Todavia, é quase impossível para os cubofuturistas negarem a influência de Marinetti em sua arte. Mesmo possuindo diferenças como a não recusa completa do passado, pois trabalhavam com o folclore do país, e a renovação linguística ter diretrizes próprias, os poetas do movimento russo exaltavam a máquina, o movimento, a cidade e baseavam seus comportamentos e maneira de apresentação na escola marinettiana. Além disso, o próprio Maiakóvski afirma haver, entre os dois movimentos, semelhanças no método de elaboração formal, mas completa divergência ideológica. (MAIAKÓVSKI, 1923 apud SCHNAIDERMAN, 2014, p. 36). 

Apesar de haver uma clara referência ao cubismo no nome da escola cubofuturista, a relação entre ambos nunca foi explicitada pelos manifestos dos poetas do movimento russo, diferentemente do que acontecera com o futurismo. Contudo, mesmo sem declararem os ideais cubistas como pretensão artística, os participantes do movimento russo apropriavam-se dessa estética. Os cubofuturistas possuíam apreço pela sonoridade poética, e a estética da pintura cubista aplicada ao poema trazia a capacidade de um exímio trabalho sonoro. A perspectiva livre em que os objetos são situados na tela de um pintor cubista consegue ser transposta para outro meio artístico, o som (POMORSKA, 2010). A estética cubista também permitia desconstruir a narrativa imagética, assim, nos poemas de Maiakovski, a figura humana se funde ora com os animais, ora com a cidade que a circunda. 

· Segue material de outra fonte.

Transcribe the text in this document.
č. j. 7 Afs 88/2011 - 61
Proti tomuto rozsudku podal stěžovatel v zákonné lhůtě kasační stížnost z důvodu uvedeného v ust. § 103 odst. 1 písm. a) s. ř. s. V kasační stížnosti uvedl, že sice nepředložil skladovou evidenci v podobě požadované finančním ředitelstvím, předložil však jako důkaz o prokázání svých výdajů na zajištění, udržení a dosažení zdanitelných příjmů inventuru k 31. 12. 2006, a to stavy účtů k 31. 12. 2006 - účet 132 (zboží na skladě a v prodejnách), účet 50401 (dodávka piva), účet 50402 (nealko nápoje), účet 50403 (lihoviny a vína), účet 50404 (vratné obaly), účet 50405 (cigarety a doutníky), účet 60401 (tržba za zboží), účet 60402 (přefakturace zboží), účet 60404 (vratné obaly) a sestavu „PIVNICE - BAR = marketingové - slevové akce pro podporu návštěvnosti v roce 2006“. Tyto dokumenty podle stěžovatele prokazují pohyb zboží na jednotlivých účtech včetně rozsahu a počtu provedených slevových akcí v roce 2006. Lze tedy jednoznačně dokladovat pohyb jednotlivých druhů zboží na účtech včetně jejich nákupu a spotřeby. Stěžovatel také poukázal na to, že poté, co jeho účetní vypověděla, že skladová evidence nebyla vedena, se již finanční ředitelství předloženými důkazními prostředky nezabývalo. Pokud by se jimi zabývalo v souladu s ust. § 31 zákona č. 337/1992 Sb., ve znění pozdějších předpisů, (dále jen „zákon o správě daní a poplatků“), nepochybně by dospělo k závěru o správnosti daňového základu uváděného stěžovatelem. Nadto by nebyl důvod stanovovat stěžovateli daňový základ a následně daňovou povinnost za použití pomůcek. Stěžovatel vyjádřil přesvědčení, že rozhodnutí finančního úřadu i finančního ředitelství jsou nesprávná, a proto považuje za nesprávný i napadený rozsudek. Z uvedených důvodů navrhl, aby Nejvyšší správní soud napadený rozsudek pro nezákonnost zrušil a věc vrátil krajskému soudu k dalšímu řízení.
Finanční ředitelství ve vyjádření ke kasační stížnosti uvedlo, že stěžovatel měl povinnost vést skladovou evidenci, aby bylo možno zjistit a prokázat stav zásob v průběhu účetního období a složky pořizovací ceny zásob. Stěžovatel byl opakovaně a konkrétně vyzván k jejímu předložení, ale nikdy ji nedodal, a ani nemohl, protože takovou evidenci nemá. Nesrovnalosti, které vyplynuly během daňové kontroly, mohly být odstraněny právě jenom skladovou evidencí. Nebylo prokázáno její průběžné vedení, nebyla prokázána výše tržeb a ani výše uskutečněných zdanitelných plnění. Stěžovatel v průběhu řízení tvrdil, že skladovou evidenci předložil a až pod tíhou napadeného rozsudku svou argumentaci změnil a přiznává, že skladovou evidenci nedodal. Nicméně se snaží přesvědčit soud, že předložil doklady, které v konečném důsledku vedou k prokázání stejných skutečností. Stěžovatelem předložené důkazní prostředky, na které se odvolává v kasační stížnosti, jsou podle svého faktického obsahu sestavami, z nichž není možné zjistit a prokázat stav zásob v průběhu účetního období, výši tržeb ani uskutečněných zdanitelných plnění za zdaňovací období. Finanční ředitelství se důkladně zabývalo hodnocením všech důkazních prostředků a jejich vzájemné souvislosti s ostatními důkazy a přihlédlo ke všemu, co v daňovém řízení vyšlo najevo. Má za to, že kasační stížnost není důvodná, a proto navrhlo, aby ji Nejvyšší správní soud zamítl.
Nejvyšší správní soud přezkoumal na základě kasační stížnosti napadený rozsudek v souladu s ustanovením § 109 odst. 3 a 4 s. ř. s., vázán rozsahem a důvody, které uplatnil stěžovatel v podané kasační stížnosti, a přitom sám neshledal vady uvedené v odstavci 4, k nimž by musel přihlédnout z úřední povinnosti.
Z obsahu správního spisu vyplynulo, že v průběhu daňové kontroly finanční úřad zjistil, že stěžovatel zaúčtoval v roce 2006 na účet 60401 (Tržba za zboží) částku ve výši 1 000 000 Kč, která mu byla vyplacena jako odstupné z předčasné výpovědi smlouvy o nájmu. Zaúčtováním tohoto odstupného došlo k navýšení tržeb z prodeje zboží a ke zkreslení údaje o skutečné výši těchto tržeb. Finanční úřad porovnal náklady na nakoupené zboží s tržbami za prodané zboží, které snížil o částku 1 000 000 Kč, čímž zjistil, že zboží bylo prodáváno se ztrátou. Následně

2.1 AS CARACTERÍSTICAS CUBISTAS EM SOBRE ISTO: UMA SIMBIOSE DE TENDÊNCIAS 

Como já mencionado neste trabalho, muitos artistas modernistas russos trabalhavam com uma simbiose de tendências vicejantes nos anos revolucionários. Mas, além da mescla entre movimentos artísticos e literários, havia uma outra tendência, sendo essa científica, que era de grande importância para os participantes do cubofuturismo, em específico, para Maiakóvski: a Teoria da Relatividade, criada por Albert Einstein. 

A vanguarda cubista trabalhava com novos conceitos de espaço, cor, objeto e forma, e o espaço e o tempo são relativos e estão entrelaçados para a Teoria da Relatividade. Em 1913, no manifesto A palavra enquanto tal, Aleksiéi Krutchônikh e Vielimir Khliébnikov, que era uma espécie de mestre para Maiakóvski, desenvolvem um ponto importante da estética cubista; a teoria da relatividade a respeito da palavra, que era análoga ao conceito de objeto na pintura cubista (POMORSKA, 2010). Desse modo, não só o cubismo e a relatividade eram importantes para os cubofuturistas, como um foi aplicado ao outro pelos próprios poetas do movimento. 

Em Sobre Isto, essa relação entre a teoria científica e o movimento de vanguarda é bastante utilizada e mostra-se de grande importância para a construção da obra poética — “ a linguagem fragmentada à moda de um quadro cubista, não explicita completamente a narrativa: são os fragmentos sobrepostos que compõem o sentido.” (MEI, 2015, p.22).  Conquanto haja a história do poeta ursificado percorrendo diferentes cenários, a narrativa do texto não é linear pelo fato de que não há uma cronologia lógica; o passado, o presente e até mesmo o futuro se misturam no canto do poeta — “O tempo é trabalhado de forma complexa em Sobre Isto[…] O poema é uma viagem pelos meandros do tempo, como a “Teoria da Relatividade” de Einstein que tanto fascinava Maiakovski.” (MEI, 2015, p.131). 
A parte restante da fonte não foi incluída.